Wie überzeugt und entschieden Paulus das sagt! Mit einer geradezu felsenfesten Gewissheit! So als wäre das eine ganz unbegreifliche Beleidigung und Entehrung Gottes, jetzt noch an der Auferweckung Jesu durch Gott zu zweifeln oder daran herumdeuteln wollen. Denn er hat zu Ostern ja eine Tat getan von wahrhaft göttlicher Souveränität und Unfasslichkeit.


I


Nicht wahr, wie revolutionär und grundstürzend, das Unterste zuoberst kehrend, ist das Ostergeschehen! Der Ohnmächtigste wird zu dem, dem Gott alle Macht im Himmel und auf Erden gibt. Ein Lamm wird das letzte Wort über alle Machthaber sprechen!
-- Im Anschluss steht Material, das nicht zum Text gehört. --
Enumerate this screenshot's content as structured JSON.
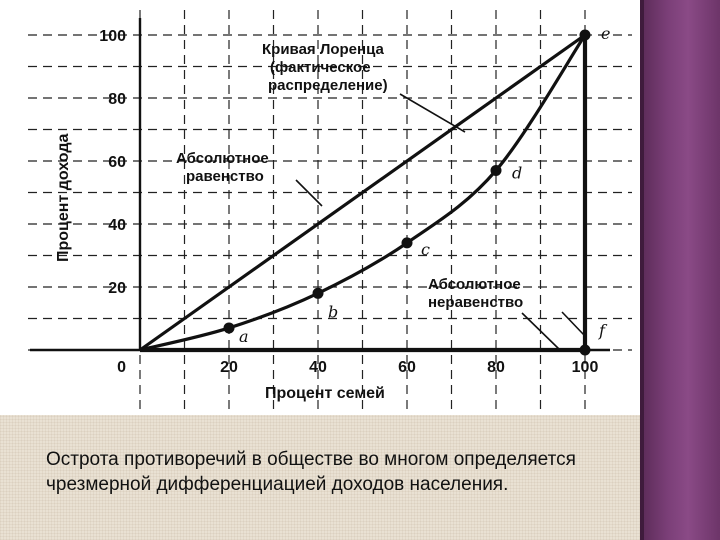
{
  "chart_data": {
    "type": "line",
    "ylabel": "Процент дохода",
    "xlabel": "Процент семей",
    "xlim": [
      0,
      100
    ],
    "ylim": [
      0,
      100
    ],
    "x_ticks": [
      "20",
      "40",
      "60",
      "80",
      "100"
    ],
    "y_ticks": [
      "20",
      "40",
      "60",
      "80",
      "100"
    ],
    "origin_label": "0",
    "grid": true,
    "series": [
      {
        "name": "Абсолютное равенство",
        "x": [
          0,
          100
        ],
        "y": [
          0,
          100
        ]
      },
      {
        "name": "Кривая Лоренца (фактическое распределение)",
        "x": [
          0,
          20,
          40,
          60,
          80,
          100
        ],
        "y": [
          0,
          7,
          18,
          34,
          57,
          100
        ]
      },
      {
        "name": "Абсолютное неравенство",
        "x": [
          0,
          100,
          100
        ],
        "y": [
          0,
          0,
          100
        ]
      }
    ],
    "points": [
      {
        "label": "a",
        "x": 20,
        "y": 7
      },
      {
        "label": "b",
        "x": 40,
        "y": 18
      },
      {
        "label": "c",
        "x": 60,
        "y": 34
      },
      {
        "label": "d",
        "x": 80,
        "y": 57
      },
      {
        "label": "e",
        "x": 100,
        "y": 100
      },
      {
        "label": "f",
        "x": 100,
        "y": 0
      }
    ],
    "annotations": {
      "lorenz_line1": "Кривая Лоренца",
      "lorenz_line2": "(фактическое",
      "lorenz_line3": "распределение)",
      "equality_line1": "Абсолютное",
      "equality_line2": "равенство",
      "inequality_line1": "Абсолютное",
      "inequality_line2": "неравенство"
    }
  },
  "caption": "Острота противоречий в обществе во многом определяется чрезмерной дифференциацией доходов населения.",
  "colors": {
    "accent_bar": "#7b3f78",
    "caption_bg": "#e9e1d3",
    "ink": "#111111"
  }
}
Und zugleich: Welch eine unerhörte Befreiung und Erlösung liegt im Ostergeschehen - für die ganze Menschheit, ja für die gesamte Schöpfung. Wie anders wäre alles, wenn Jesus im Tod geblieben wäre!


Es gibt Dinge“, so beginnt der frühere Weiglehauspfarrer Wilhelm Busch einmal eine Osterpredigt, „die kann man sich garnicht vorstelllen, ohne dass einen Schaudern und Entsetzen packt “. Und sagt dann weiter: „Was wäre zum Beispiel, wenn nur eine halbe Minute lang die Anziehungskraft der Erde aussetzen würde? Die Meere würden sofort alles überfluten und wir würden ins Weltall geshcleudert.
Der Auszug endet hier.